Le retour de l'Iran
La chute de Sanaa n’a été que peu commentée ; pourtant, la prise de contrôle de la capitale yéménite par les rebelles chiites Houthis a d’importantes répercussions et doit surtout être interprétée dans un contexte plus large : la stratégie régionale de Téhéran dont l’influence s’étend désormais sur tout le Golfe.
De l’encerclement à l’offensive…
Ce résultat était pourtant loin d’être acquis : au cours de la décennie précédente, l’influence perse avait été réduite sous les coups de butoir de la diplomatie néo-conservatrice américaine et l’Iran, pratiquement encerclée. Présentes en 2001 en Afghanistan, les forces armées américaines envahissaient deux ans plus tard l’Irak. Au Liban, Assad retirait progressivement son armée sous la pression de Washington (2005), et l’État hébreu commençait de s’entendre avec l’Azerbaïdjan dans un échange dont seul Israël a le secret : devenant conseiller militaire de Baku comme il l’est de Singapour et de New-Dehli, Tel-Aviv lui vendait des armes, lui achetait son pétrole (un tiers de son approvisionnement) et infiltrait ses agents de sabotage via cette base avancée de sa lutte féroce et clandestine contre le programme nucléaire iranien.
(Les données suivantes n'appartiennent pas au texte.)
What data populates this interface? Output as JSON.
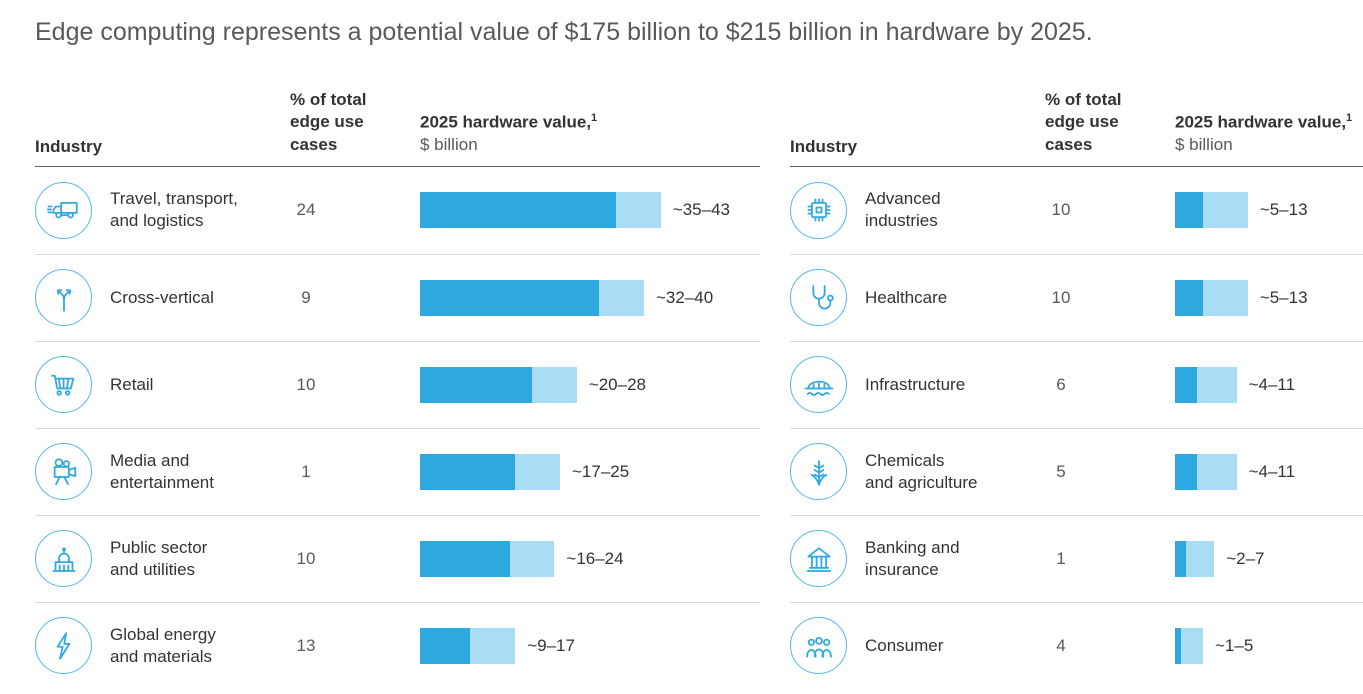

Enfin, dernier trait, au moment même où Israël recevait enfin de Washington le feu vert pour la fourniture de bombes anti-bunkers (les massive ordnance penetrators), Moscou refusait de livrer à Téhéran le système S-300 de défense sol-air de moyenne portée, indispensable bouclier pourtant de son programme nucléaire… et entamait des négociations avec Ryad pour l’exportation du S-400, le nec plus ultra de la défense sol-air.
Encerclée, l’Iran apparaissait exsangue, au point que les soulèvements post-électoraux de 2009 apparaissaient comme le prologue de la chute annoncée de Téhéran et le couronnement, tardif certes, de la stratégie des faucons néo-conservateurs de Georges Bush junior…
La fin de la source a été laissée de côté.